Per adesso si tratta solo del vago miraggio di un maestro, Bikram Choudhury, che vuole veder atleti sfidarsi a colpi di «posizioni», da quella del loto a quelle della locusta e della montagna. L’ennesima variazione di una disciplina con un’origine fortemente spirituale, di derivazione religiosa (l’unione dell’anima con Ishvara, il Signore), dimenticata, o comunque tralasciata, a favore di un’interpretazione più «sportiva», sbilanciata verso il riequilibrio psicofisico dell’uomo. Come nel caso della sua versione agonistica. Lo yoga per competere e vincere. Tutto il contrario dei suoi «comandamenti morali universali» prettamente non competiti, le cinque astensioni su cui si fonda la sua etica: la non-violenza, l’astensione dalla bramosia del possedere, la liberazione dall’avidità, la castità, l’aderenza al vero.
«Se tutto ciò che interessa è effettuare una postura senza respirazione né comprensione, allora è meglio andare in palestra - il commento di Elizabeth Stanley, direttrice del centro londinese Life Centre -. La competizione è un anatema dello yoga: mette a rischio la sua natura, che si basa sull’accettare chi si è e dove ci si trova».
Dalla ricerca della verità alla ricerca di una medaglia. Nel Regno Unito lo yoga competitivo esiste già da tempo, organizzato in due campionati nazionali (maschile e femminile). I concorrenti hanno a disposizione tre minuti per prodursi in cinque posizioni obbligatorie, seguite da tre libere. I voti dei giudici - dall’uno al dieci - misurano la tecnica, i movimenti, la coordinazione e la grazia. Niente soldi per i vincitori che lo scorso dicembre si sono affrontati a Londra in occasione dei «nazionali». Il premio erano due biglietti per Los Angeles dove il prossimo febbraio gareggeranno in una sorta di mondiale contro altri concorrenti provenienti da 20 nazioni. Tra le scuole che più hanno saputo sfruttare commercialmente la tradizione yoga, organizzando in tutto il mondo corsi e concorsi, c’è il Bikram yoga. Una sequenza di 26 posizioni (asana), e di due esercizi di respirazione (pranayama), effettuata in 90 minuti in una stanza riscaldata a 40 gradi. Nata dalla mente di Choudhury, un sessantenne guru indiano che già a 12 anni gareggiava. Emigrato a Los Angeles, il suo «yoga sudato» ha conquistato Hollywood, incantando Madonna, Julia Roberts e Gwyneth Paltrow. Mentre Choudhury si gode il lusso nella sua meravigliosa villa di Beverly Hills, spostandosi in Rolls Royce e regalandosi abiti sartoriali, sua moglie Rajashree si preoccupa di monetizzare la disciplina.

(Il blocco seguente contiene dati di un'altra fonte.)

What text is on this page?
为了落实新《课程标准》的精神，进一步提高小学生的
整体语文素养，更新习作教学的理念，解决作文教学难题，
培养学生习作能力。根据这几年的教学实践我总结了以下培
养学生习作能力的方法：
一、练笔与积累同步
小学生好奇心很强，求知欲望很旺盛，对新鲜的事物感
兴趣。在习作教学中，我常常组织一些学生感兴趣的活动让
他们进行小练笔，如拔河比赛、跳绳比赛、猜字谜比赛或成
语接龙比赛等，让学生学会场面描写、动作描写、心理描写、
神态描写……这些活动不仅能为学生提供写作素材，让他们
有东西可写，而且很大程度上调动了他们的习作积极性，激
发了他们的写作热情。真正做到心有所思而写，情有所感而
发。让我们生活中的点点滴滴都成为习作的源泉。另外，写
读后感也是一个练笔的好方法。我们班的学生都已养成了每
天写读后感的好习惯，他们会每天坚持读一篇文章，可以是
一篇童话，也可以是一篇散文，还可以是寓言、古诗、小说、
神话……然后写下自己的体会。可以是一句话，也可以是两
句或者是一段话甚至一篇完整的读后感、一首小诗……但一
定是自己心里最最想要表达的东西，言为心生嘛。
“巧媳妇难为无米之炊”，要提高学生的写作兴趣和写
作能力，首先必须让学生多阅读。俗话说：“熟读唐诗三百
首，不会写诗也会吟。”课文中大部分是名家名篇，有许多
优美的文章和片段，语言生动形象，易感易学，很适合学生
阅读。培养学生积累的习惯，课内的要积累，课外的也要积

Così dopo aver messo il copyright sulle 28 posizioni, ora esercita pressioni sul Cio perché il Bikram diventi una disciplina olimpica. «Agli ultimi mondiali sono intervenuti alcuni membri del comitato olimpico e sembravano sinceramente convinti dell’opportunità dello yoga ai Giochi», il commento di Rajashree.